The Point (1, 1) in Polar Coordinates
The point (1, 1) in Cartesian coordinates represents a location one unit to the right and one unit up from the origin. This point can also be expressed in polar coordinates, which use a different system for describing location.
Understanding Polar Coordinates
Polar coordinates use two components:
- Radius (r): The distance from the origin to the point.
- Angle (θ): The angle between the positive x-axis and the line connecting the origin to the point, measured counter-clockwise.

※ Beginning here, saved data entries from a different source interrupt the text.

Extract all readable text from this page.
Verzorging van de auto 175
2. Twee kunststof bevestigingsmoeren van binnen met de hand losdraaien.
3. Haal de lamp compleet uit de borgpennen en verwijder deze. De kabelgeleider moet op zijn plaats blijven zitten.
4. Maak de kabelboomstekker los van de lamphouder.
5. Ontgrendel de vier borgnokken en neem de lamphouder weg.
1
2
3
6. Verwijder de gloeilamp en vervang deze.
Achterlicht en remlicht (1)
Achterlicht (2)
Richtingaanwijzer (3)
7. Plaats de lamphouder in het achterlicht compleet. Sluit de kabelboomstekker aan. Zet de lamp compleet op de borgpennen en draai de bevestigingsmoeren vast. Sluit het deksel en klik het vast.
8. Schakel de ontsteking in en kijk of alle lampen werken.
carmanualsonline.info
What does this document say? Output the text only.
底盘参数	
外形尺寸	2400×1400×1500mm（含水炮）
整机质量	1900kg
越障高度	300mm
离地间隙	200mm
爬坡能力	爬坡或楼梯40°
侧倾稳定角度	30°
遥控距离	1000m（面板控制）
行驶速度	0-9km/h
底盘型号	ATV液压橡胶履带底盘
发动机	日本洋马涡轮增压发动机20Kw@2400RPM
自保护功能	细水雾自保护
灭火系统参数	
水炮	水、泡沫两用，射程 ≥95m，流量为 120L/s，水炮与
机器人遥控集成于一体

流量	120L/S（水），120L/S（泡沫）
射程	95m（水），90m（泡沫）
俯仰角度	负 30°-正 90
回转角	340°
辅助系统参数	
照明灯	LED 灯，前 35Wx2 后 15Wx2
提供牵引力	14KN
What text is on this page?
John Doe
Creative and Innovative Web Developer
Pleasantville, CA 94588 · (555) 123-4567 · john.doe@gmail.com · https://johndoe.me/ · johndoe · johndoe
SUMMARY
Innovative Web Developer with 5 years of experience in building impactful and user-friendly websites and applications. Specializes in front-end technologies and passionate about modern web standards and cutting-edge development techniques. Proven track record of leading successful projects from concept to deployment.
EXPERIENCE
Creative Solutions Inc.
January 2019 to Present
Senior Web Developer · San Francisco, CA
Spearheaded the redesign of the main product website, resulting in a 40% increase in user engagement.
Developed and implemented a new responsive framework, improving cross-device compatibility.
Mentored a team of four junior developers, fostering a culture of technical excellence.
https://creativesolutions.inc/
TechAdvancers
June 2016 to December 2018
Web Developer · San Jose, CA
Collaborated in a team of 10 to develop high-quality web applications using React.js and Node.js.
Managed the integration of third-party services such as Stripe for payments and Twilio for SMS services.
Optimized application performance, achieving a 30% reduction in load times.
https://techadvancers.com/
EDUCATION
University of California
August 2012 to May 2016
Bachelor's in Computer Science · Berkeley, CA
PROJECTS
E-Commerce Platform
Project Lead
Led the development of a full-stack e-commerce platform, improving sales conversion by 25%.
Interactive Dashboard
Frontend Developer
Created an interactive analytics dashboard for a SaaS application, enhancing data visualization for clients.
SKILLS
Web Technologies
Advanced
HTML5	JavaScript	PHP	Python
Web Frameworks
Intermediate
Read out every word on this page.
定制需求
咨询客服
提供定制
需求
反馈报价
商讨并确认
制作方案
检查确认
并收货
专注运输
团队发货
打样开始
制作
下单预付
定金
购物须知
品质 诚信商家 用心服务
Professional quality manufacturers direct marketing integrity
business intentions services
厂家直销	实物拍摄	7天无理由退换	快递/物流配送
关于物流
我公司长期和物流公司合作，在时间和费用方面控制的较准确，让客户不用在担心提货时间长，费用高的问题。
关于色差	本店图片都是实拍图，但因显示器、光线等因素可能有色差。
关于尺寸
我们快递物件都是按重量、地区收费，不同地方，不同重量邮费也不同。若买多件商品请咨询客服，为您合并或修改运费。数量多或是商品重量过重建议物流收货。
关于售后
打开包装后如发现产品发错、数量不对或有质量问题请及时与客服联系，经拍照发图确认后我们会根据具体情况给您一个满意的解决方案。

Converting (1, 1) to Polar Coordinates
To find the polar coordinates of (1, 1), we need to determine its radius and angle:
1. Finding the Radius (r):
We can use the Pythagorean theorem to find the distance from the origin to (1, 1):
r = √(1² + 1²) = √2
2. Finding the Angle (θ):
The point (1, 1) lies in the first quadrant, so the angle will be between 0° and 90°. We can use the arctangent function (tan⁻¹) to find the angle:
θ = tan⁻¹(1/1) = tan⁻¹(1) = 45°
Therefore, the polar coordinates of (1, 1) are (√2, 45°).
Note:
- There are infinitely many ways to express a point in polar coordinates because adding 360° (or any multiple of 360°) to the angle results in the same point. For example, (√2, 405°) and (√2, 765°) also represent the point (1, 1) in polar coordinates.
- Angles in polar coordinates are typically expressed in radians rather than degrees. To convert 45° to radians, multiply by π/180: 45° * (π/180) = π/4 radians. So, the polar coordinates of (1, 1) can also be written as (√2, π/4).